Terminada la prédica, danzamos otro rato y nos llamaron a merendar, pero ya satisfecha la curiosidad y hastiada la paciencia, me sentía prisionero y penitente de un rebaño distinto, pero rebaño al fin. Y por cierto, nunca he confiado mucho en la gente que trata de arrebañarme. ¿Por qué no me largaba de una vez? Supongo que sentía vergüencita. La hechicería de los pastores de almas empieza por acomplejar a las ovejas desobedientes. “El problema está en mí”, nos repetimos entre golpes de pecho porque a nuestra balada discordante no se le hincha la gana de sumarse al balido redentor. En todo caso, bendito sea el complejo, pues fue gracias a él que terminé sentado junto a un coverso fresco y la experiencia quedó redondeada. “Éste es el día más feliz de mi vida”, me confesó de pronto, con los ojos entre entornados y saltones de quien se halla de viaje ya no en otro planeta, como en una distinta galaxia, donde ha visto una luz que vale por mil soles como el nuestro.

“¿Quién te vende los ácidos?”, me vi tentado a preguntar, pero por experiencia conocía las reacciones que en los iluminados tiene el humor de los aguamisas.
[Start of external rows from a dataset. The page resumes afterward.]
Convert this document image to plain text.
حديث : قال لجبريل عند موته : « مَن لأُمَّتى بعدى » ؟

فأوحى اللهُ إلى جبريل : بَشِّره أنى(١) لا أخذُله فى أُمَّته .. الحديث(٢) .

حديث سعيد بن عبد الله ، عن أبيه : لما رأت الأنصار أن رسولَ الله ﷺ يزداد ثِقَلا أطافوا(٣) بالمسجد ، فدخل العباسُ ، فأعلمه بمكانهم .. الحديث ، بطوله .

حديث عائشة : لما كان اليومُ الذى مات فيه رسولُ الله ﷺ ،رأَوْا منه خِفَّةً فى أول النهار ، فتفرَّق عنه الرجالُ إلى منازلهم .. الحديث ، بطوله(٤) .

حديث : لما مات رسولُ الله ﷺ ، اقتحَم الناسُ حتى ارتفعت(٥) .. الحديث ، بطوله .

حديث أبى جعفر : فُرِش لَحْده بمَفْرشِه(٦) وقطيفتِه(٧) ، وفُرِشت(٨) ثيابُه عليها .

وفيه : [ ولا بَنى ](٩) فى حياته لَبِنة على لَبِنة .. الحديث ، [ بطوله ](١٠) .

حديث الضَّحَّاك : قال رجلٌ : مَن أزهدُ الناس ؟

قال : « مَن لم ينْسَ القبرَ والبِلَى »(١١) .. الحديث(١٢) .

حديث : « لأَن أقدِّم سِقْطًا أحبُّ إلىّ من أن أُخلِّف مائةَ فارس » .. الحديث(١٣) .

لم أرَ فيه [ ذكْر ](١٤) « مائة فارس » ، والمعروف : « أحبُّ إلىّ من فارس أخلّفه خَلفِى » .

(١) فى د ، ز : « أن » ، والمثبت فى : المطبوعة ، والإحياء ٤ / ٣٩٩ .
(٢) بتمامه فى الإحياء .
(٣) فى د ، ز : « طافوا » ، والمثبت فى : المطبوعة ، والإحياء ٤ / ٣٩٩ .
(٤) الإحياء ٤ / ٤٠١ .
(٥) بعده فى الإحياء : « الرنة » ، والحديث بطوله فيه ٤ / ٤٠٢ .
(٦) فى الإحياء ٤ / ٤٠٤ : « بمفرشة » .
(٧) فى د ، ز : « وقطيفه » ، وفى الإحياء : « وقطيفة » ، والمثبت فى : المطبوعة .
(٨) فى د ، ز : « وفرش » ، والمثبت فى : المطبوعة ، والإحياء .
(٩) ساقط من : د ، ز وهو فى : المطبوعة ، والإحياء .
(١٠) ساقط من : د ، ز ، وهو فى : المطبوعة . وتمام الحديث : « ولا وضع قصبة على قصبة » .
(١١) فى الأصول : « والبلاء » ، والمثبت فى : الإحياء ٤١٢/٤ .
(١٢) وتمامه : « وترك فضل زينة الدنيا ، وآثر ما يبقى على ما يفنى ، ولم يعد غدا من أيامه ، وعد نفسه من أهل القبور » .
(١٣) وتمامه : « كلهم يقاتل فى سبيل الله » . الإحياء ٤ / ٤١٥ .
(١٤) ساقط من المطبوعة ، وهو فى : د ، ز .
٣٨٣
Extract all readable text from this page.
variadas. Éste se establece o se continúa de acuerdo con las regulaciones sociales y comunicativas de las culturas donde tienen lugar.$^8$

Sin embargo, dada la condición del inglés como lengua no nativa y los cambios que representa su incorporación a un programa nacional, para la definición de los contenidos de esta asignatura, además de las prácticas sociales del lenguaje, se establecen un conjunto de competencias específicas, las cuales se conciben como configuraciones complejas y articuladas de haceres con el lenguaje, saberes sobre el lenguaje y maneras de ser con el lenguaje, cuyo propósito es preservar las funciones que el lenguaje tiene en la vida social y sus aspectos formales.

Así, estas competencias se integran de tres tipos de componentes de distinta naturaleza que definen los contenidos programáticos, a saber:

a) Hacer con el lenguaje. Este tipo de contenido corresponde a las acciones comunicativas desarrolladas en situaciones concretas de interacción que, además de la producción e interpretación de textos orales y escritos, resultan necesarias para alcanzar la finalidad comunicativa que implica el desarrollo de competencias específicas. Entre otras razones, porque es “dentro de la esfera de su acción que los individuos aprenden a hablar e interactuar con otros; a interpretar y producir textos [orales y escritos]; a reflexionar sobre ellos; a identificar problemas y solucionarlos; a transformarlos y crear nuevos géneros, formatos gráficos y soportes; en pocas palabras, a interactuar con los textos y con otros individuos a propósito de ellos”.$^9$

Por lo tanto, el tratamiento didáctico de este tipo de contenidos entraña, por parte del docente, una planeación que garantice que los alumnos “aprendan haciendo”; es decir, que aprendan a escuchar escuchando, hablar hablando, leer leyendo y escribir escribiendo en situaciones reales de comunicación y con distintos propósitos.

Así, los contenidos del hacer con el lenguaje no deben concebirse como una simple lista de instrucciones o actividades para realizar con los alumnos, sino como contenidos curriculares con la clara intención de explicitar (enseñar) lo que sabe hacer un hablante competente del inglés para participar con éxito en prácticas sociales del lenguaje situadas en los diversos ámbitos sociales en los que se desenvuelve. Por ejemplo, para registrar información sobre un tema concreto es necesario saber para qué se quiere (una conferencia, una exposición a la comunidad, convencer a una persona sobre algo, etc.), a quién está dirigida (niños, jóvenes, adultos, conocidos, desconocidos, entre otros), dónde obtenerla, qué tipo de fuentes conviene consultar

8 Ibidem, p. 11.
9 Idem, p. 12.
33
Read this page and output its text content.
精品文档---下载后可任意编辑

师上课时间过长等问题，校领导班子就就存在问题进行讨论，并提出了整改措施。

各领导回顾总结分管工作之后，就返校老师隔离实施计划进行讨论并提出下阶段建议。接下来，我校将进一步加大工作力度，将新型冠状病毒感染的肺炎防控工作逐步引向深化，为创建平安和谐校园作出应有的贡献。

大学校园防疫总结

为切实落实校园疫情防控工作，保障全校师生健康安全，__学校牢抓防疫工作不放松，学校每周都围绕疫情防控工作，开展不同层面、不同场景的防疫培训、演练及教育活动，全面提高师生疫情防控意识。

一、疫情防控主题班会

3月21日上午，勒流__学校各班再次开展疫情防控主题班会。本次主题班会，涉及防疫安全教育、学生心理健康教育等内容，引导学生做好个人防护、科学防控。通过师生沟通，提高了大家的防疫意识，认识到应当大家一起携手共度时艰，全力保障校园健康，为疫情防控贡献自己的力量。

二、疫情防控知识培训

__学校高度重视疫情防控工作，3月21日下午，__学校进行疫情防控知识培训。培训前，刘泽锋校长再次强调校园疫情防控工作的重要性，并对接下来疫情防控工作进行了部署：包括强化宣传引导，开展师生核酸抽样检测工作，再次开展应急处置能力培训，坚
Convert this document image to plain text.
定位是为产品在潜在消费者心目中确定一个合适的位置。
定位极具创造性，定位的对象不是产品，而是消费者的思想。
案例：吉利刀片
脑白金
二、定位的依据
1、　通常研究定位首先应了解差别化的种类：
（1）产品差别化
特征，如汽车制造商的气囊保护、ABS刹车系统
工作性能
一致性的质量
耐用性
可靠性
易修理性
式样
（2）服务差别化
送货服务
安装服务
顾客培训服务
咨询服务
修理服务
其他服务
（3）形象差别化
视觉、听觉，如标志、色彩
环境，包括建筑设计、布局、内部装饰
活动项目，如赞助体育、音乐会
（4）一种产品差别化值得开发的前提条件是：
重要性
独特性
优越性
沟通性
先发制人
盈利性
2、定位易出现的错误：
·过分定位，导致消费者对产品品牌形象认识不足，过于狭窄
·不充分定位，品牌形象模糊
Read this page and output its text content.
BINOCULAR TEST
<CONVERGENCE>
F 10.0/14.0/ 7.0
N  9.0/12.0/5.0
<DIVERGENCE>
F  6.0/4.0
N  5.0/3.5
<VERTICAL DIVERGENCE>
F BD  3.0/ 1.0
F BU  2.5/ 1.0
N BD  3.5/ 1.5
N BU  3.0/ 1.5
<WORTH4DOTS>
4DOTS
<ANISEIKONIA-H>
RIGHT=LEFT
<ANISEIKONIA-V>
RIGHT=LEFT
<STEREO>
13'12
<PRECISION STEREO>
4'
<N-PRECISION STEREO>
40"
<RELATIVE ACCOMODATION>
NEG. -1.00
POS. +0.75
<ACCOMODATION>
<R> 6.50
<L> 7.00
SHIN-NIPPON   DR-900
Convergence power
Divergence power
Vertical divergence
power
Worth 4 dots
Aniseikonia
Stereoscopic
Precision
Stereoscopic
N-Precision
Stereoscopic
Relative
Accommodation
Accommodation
Estaba, aparte, demasiado entretenido en deshacerme de mi vaso de yogurt, recién servido de una pinche cubeta que en mi humilde opinión parecía más apta para trapear el piso, mientras los anfitriones nos iban invitando a cooperar con algo, billetes o monedas. ¿O sea que era lo mismo: una vez trasquilado, el rebaño puede ahuecar el ala en santa paz? Faltaban diez minutos para las nueve de la noche cuando salí de la misa más larga de mi vida, jugando a imaginar que el converso de marras se preguntaba por mi estado mental, pues a sus ojos nada habría sido más lógico que encontrarme también como Winnie Puh en tacha. ¿Cómo osaba plantar esa jeta aburrida en el día más feliz de su existencia? Afortunadamente, elegí hare-krishnas. Otros, menos pacíficos y acaso harto exaltados, me lo habrían reclamado airadamente, con enjundia de beata regañona o celo de mulá reparador. No ver lo que ellos ven, del color que lo ven, ni compartir su prisa, ni sus miedos recónditos, ni su credulidad, ni su patetismo: tal es la falta de nosotros, los infieles.

3. Todo sea por la lana

Infieles somos todos, desde el momento en que hay más de una creencia y casi todas son celosas terminantes. Ejercemos, al fin, el derecho universal a la infidelidad en materia religiosa. Antes que la prerrogativa de ingresar en un culto, tendría que ubicarse la de no hacerlo. Es decir, por lo tanto, no poder ser juzgado ni castigado por los preceptos de una religión ajena. Suena más que evidente, pero hoy día son rebaño quienes piensan que debe ser al revés. Es decir que las mentes libres de histeria mocha deberían tratar con especial respeto las creencias extremas de los fanáticos, incluso y sobre todo si éstas les son hostiles o discriminatorias. No vayan a enojarse, ya ves como son ellos.

A los ojos de un clérigo, muy pocas invectivas hay tan graves como infiel o hereje. Sé que me las merezco, de acuerdo a su sistema de certezas cerradas, pero en respuesta a quien me las dirija elijo en cualquier caso la moderación y muy piadosamente le considero imbécil, un insulto menor, en comparación, que dentro del contexto parece meramente descriptivo, toda vez que se opone a mi santo derecho a descreer, indispensable para administrar mi crédito y viajar a otros planetas, o tomar el camino del Cielo, o disfrutar de las pequeñas compensaciones con las que los sentidos y el intelecto premian las ocurrencias de los infieles: siempre tan respetuosos entre tanto bandido.